Interval(-5.12,5.12)^30

A Position may now be constructed, as we know what the bounds of the search space are

Position.createPosition(Interval(-5.12,5.12)^30)

The result of creating a Position is a RVar[Position[A]] computation, as the Position is created with a vector placed randomly within the search space bounds. Furthermore, the type of the dimension elements within the Position is inferred, based on the provided Interval information (in this example a Double).

The normal vector operations are provided, as syntax, to make the usage simpler and to mirror the mathematics defined in literature more closely. Below are some examples of combining Position instances. Take careful note of the return value for the different cases of Position. In order to evaluate the quality of a Position an Eval instance is required.
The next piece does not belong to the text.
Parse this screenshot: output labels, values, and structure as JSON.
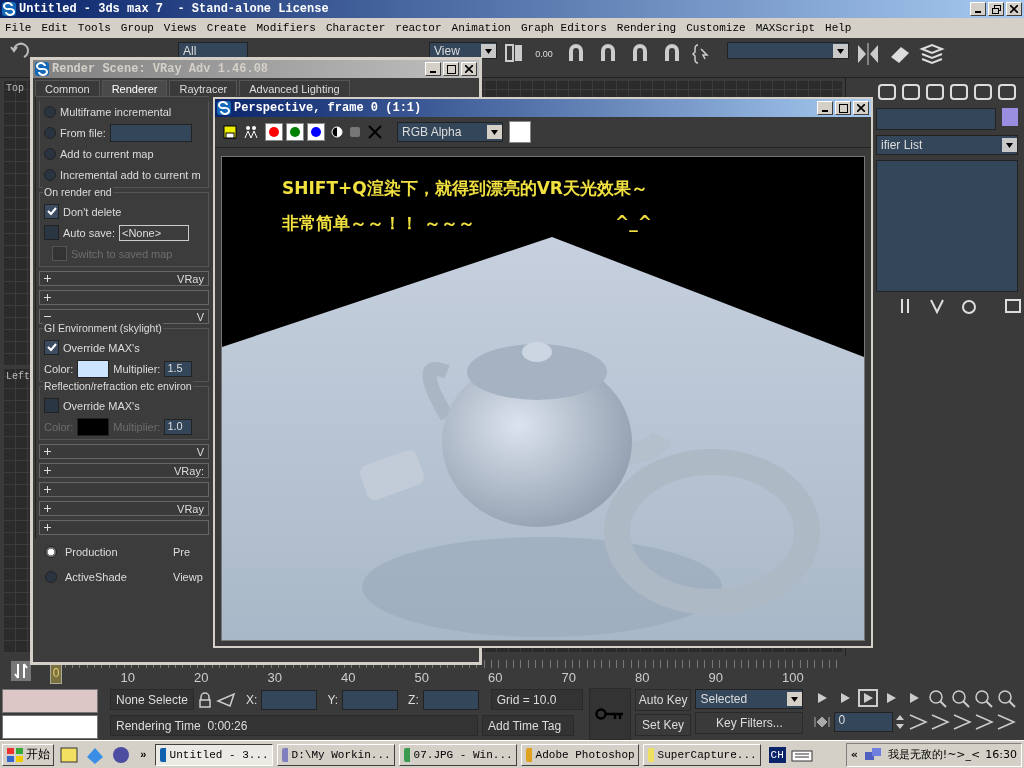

val e = Eval.unconstrained[NonEmptyList,Double](_.map(x => x*x).suml)

val (_, (a, b)) = // a is a Point and b is a Solution
  (for {
    a <- Position.createPosition(Interval(-5.12,5.12)^3)
    b <- Position.createPosition(Interval(-5.12,5.12)^3).flatMap(p => Position.eval(e, p))
  } yield (a, b)).run(RNG.init(1234L))

-a // Unary syntax to negate a Position

a + b // Add Point and Solution

a + a // Add Point and Point

b + b // Add Solution and Solution

a - b // Subtract Solution from Point

// a * b does not compile. Vector multiplication makes little sense.
// If the objective was to use pairwise multiplication, there is another
// structure called `Pointwise` which can be used to achieve this operation
// via the `Algebra` object.
Algebra.pointwise(a, b)

3.0 *: a // Scalar multiplication

Whenever a Position is moved to a “new point” within the search space, it requires re-evaluation.